D'autre part, cette fragilisation ou disparition (relative) des frontières symboliques opère à un autre niveau. Ces élèves ont développé une sorte d'hypersensibilité organique. En entrant en classe, pour peu qu'elle ne soient pas absorbées par leur conversation ou quelqu' intérêt antérieur, elles manifestent une surprenante susceptibilité centrée sur l'odeur, sur la chaleur, sur l'atmosphère jugée souvent pestilentielle ; il faut aérer d'urgence : "ça pue ici! ' lâche la première ; "ça sent la philo !" pour la suivante (le demi-groupe précédent venait d'avoir un TD de philosophie).
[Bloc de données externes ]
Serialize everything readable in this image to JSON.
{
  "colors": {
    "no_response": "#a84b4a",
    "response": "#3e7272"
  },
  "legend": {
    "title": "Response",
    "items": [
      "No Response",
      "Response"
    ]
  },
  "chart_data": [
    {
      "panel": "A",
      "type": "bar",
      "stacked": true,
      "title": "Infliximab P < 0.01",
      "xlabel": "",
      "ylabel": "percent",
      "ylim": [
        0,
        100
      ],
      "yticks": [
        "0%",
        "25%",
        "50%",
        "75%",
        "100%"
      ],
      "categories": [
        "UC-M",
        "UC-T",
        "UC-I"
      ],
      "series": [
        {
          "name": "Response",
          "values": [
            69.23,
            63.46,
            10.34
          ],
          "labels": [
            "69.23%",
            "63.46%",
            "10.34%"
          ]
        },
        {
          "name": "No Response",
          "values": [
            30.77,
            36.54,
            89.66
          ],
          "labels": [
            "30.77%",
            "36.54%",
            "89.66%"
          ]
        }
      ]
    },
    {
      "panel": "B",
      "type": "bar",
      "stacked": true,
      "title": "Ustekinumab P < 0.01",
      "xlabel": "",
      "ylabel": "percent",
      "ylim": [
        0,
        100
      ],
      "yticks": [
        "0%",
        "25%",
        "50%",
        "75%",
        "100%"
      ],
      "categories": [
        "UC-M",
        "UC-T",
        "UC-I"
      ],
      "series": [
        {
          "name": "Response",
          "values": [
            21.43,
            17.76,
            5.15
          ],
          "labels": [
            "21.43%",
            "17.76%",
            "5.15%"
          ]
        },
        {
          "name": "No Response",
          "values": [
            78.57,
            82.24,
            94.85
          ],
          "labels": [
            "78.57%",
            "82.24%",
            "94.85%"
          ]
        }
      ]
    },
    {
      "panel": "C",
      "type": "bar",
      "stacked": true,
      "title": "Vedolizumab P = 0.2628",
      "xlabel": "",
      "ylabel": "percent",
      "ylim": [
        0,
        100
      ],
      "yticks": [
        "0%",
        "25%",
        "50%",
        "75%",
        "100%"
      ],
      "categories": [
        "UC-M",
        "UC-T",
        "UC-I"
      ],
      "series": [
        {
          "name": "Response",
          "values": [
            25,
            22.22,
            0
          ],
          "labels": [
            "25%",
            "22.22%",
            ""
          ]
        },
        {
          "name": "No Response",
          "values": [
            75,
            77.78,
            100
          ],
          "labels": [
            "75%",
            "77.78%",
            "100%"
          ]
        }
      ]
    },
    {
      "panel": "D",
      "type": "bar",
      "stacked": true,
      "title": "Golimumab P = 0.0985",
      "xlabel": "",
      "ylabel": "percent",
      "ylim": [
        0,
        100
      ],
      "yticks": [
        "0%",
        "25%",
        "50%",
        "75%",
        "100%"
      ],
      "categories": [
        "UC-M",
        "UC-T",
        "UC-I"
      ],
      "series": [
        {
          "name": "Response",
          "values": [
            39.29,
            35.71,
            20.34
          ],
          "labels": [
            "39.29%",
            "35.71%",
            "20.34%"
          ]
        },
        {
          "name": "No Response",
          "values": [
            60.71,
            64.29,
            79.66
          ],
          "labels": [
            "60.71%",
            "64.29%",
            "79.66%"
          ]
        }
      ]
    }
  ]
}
Plus tard, l'une bâille bruyamment, l'autre éternue sans nuance, accompagnée d'un "à tes souhaits" général, celle-ci sort son déodorant en bombe, soulève son pull en plein cours et s'asperge avec conviction (c'est bien la première fois que j'observe ce type de comportement qui vaudra d'ailleurs à cette élève cette réplique de ma part qui la laissa stupéfaite et un peu honteuse : "vous avez des problèmes d'odeur ?", j'appris plus tard en conseil de classe que cette conduite s'était généralisée bien qu'unanimement condamnée, depuis la seconde dans ce type de classes), celle-là fouille dans sa trousse, sort un miroir et les cosmétiques nécessaires à son esthétique, telle autre vérifie son rouge à lèvres ; celle-ci a mal au ventre ; tout le monde doit partager les humeurs et les borborygmes de ces demoiselles, leur montée d'hormones, leur passage à l'infirmerie, leur périodicité, leur vessie pleine comme des outres...bref ! C'est toute la distinction entre le dedans et le dehors qui vascille, entre le privé et le public, entre le moi et le on. La peau a disparu et les viscères clament leur fonction. L'intime est devenu une affaire d'état, livré en pature dans l'obscénité groupale (ob-scène : ce qui est mis au-devant de la scène), il se désagrège sous la forme d'un organisme criard et plaintif qui à défaut de produire une pensée, prend ici le nom d'hystérie, cette pathologie collective de l'utérus.
Il y quelques jours, une élève de cette classe m'interpelle à la fin de l'heure, "on n'a pas été une bonne classe, hein ?" ; je lui réponds que contrairement à ce qu'elle croit, j'ai beaucoup appris avec elles ; les autres réagissent immédiatement et s'étonnent qu'elles aient pu m'apprendre quoi que ce soit. Je le leur confirme tout en rangeant mes affaires mais ce que j'ai appris, je le garde.